Why thank you, but no I'm far from it. I've only dabbled with microcontrollers
Originally Posted by frign
But I fully agree that today's CPU's are very efficent and inefficient for different scenarios. The internals as to what when and why is probably a mystery to our mere mortals. I do hope compiler writers do know these secrets and do know when is best optimized. You tell the compiler what platform you work with (--march) and based on that it can make certain decisions as to how to optimize best.
From http://pubs.opengroup.org/onlinepubs.../stdint.h.html I get that
Diving directly into the header file and seeing what gcc does:
The designated type is not guaranteed to be fastest for all purposes; if the implementation has no clear grounds for choosing one type over another, it will simply pick some integer type satisfying the signedness and width requirements.

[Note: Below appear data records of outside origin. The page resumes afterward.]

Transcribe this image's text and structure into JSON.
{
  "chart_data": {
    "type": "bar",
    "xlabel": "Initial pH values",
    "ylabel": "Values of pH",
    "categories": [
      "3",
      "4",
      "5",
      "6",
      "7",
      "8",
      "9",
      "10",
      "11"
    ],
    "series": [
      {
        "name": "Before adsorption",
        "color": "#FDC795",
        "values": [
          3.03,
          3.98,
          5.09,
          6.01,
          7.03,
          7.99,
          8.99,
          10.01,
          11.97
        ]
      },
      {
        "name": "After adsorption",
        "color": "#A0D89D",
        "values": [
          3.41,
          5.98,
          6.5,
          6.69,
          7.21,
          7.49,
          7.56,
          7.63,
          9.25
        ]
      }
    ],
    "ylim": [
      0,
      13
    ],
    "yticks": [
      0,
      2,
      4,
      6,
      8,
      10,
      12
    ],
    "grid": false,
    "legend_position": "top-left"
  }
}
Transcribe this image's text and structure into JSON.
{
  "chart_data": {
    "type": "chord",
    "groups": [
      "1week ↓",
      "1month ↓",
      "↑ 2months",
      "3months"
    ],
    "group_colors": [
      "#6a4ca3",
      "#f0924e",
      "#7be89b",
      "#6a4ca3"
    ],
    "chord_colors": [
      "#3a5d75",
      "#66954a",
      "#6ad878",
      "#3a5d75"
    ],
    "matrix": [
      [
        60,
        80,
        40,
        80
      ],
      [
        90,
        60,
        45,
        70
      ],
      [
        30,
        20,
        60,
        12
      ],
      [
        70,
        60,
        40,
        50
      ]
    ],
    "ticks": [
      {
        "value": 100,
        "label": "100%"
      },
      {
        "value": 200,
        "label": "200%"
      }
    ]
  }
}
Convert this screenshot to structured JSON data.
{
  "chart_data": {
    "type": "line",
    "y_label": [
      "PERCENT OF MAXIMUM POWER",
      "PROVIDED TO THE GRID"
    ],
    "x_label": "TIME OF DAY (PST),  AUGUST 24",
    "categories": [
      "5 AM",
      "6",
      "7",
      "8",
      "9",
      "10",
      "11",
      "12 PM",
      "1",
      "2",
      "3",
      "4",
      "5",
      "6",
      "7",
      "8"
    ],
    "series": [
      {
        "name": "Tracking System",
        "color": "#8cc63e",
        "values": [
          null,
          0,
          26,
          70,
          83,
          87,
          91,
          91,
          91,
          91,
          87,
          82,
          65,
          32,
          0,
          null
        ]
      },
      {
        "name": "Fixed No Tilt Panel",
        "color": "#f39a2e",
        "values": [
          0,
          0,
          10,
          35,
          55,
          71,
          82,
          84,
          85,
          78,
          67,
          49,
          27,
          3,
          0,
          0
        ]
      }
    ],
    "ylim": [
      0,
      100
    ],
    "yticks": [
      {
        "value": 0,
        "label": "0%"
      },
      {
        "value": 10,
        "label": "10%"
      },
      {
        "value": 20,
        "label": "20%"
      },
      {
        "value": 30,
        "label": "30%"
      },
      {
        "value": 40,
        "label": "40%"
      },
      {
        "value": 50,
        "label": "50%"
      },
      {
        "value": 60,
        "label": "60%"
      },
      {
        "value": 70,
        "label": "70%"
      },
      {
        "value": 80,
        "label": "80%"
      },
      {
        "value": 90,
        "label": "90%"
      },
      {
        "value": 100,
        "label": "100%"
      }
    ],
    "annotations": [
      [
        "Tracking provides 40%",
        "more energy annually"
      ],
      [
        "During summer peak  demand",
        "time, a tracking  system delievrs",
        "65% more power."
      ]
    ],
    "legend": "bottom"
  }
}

gcc does 'like' those new sizes, but see what it does? It simply maps them to whatever your wordsize is. I don't think that this code is generated depending on my architecture. So uint_fast, in gcc at this moment really doesn't do anything useful or smart. It just says 'use 64bit because that is the native bit width' ignoring the memory issues and only focusing on ALU width. I still think there can be an advantage here, certain calculations take quite some cycles (multiplications for example) and _may_ be faster when using an aligned bit width. But as we both know, modern processors are highly complex and this isn't easily found anywhere. Maybe there's some programming manual.
/* Fast types. */
/* Signed. */
typedef signed char int_fast8_t;
#if __WORDSIZE == 64
typedef long int int_fast16_t;
typedef long int int_fast32_t;
typedef long int int_fast64_t;
typedef int int_fast16_t;
typedef int int_fast32_t;
typedef long long int int_fast64_t;
/* Unsigned. */
typedef unsigned char uint_fast8_t;
#if __WORDSIZE == 64
typedef unsigned long int uint_fast16_t;
typedef unsigned long int uint_fast32_t;
typedef unsigned long int uint_fast64_t;
typedef unsigned int uint_fast16_t;
typedef unsigned int uint_fast32_t;
typedef unsigned long long int uint_fast64_t;
So what I said, the compiler should be smart and should know what is happening in the CPU at any given time (except for context switches of course). So if your program is 200 instructions that need to be executed (in your allotted scheduling slice) the compiler should be able to optimize this not only based on ALU size but ALSO on memory bandwith. And I think here we both meet ends and agree, this is more something for the compiler to optimize, then a developer OR a typdef could ever do (bar writing it in asm).